One of the key aims of the legislation introducing an exemption for deductible expenses is to do away with the need for employers to apply for dispensations at all. The new exemption will remove the charge to tax on:

  • payments for deductible expenses made to employees
  • payments for deductible expenses made on behalf of employees
  • other deductible benefits or facilities of any kind.

As a result, the Government feels that there is not sufficient justification for employers to continue to use existing dispensations beyond the date that the new exemption comes into force provided employers are given a suitable length of time to prepare for the change.

The Government has further decided that it would be best to deliver the benefit of this to all employees and employers as soon as is practicable. The Government has therefore concluded that to assist employers and give them certainty in making the necessary changes to their processes and systems the legislation will be introduced in 2015, but will not take effect until 6 April 2016.
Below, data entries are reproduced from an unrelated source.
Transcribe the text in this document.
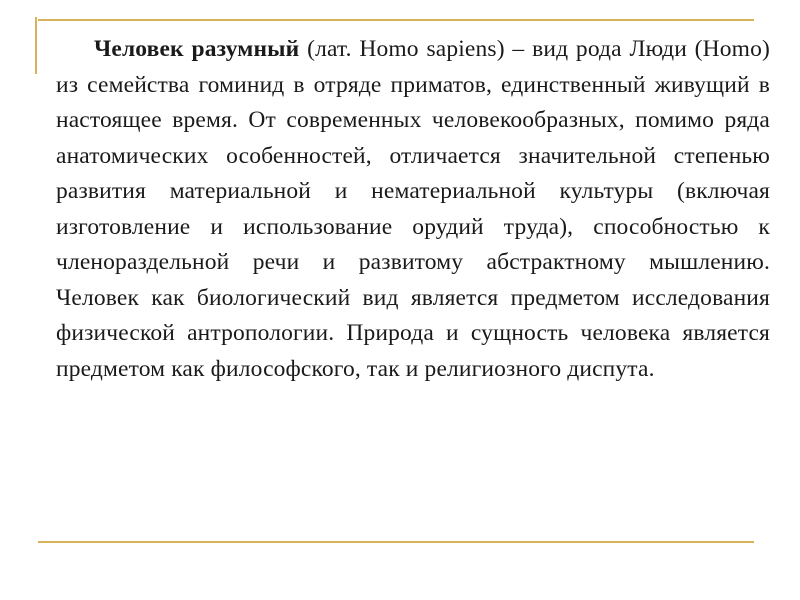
Человек разумный (лат. Homo sapiens) – вид рода Люди (Homo) из семейства гоминид в отряде приматов, единственный живущий в настоящее время. От современных человекообразных, помимо ряда анатомических особенностей, отличается значительной степенью развития материальной и нематериальной культуры (включая изготовление и использование орудий труда), способностью к членораздельной речи и развитому абстрактному мышлению. Человек как биологический вид является предметом исследования физической антропологии. Природа и сущность человека является предметом как философского, так и религиозного диспута.
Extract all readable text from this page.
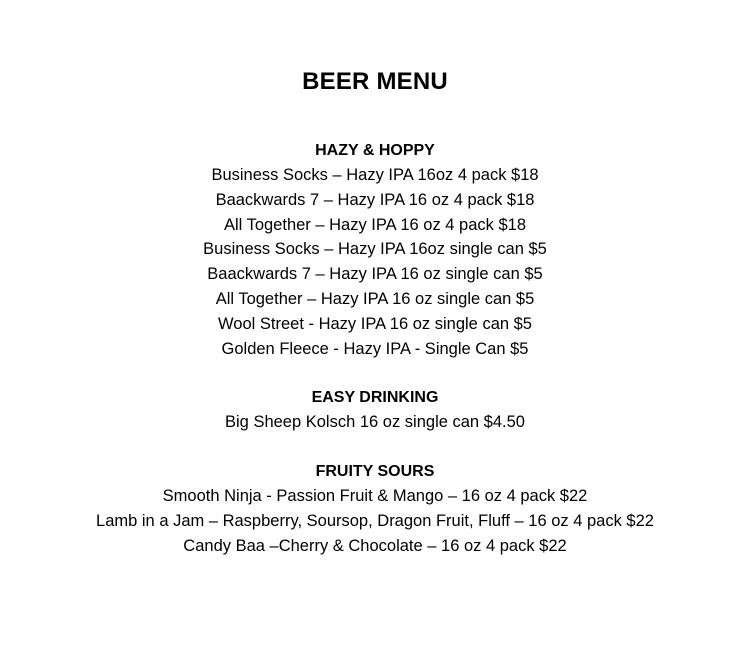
BEER MENU
HAZY & HOPPY
Business Socks – Hazy IPA 16oz 4 pack $18
Baackwards 7 – Hazy IPA 16 oz 4 pack $18
All Together – Hazy IPA 16 oz 4 pack $18
Business Socks – Hazy IPA 16oz single can $5
Baackwards 7 – Hazy IPA 16 oz single can $5
All Together – Hazy IPA 16 oz single can $5
Wool Street - Hazy IPA 16 oz single can $5
Golden Fleece - Hazy IPA - Single Can $5
EASY DRINKING
Big Sheep Kolsch 16 oz single can $4.50
FRUITY SOURS
Smooth Ninja - Passion Fruit & Mango – 16 oz 4 pack $22
Lamb in a Jam – Raspberry, Soursop, Dragon Fruit, Fluff – 16 oz 4 pack $22
Candy Baa –Cherry & Chocolate – 16 oz 4 pack $22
New dispensations will be handled in the normal way during the intervening period, but will be given an expiry date of 5 April 2016.

Legislative changes

Legislation will be introduced in Finance Bill 2015 to amend ITEPA 2003 to exempt from income tax expenses payments and BIKs provided to employees where they would have been eligible for a deduction, had they incurred and paid the equivalent expense themselves.

The exemption will also allow employees to be paid a “scale rate” in respect of a qualifying expense, rather than being reimbursed the expense they have actually incurred. This can either be a rate set by HMRC in secondary legislation, or a rate that they have agreed with HMRC. Amendments to regulations will be made to mirror this change for NICs purposes.

Section 65 ITEPA 2003 (which allows dispensations to be granted in respect of expense payments and most non-cash Benefits-in-Kind) and section 96 ITEPA 2003 (the equivalent for non-cash vouchers and credit-tokens) will be withdrawn as part of this measure.

Unlike dispensations, the exemption will not be able to apply to expenses payments or BIKs that are provided as part of a salary sacrifice arrangement. This element of the measure will result in a yield to the exchequer from employers and employees who currently make use of such arrangements. Amendments to regulations will be made to mirror this change for NICs purposes.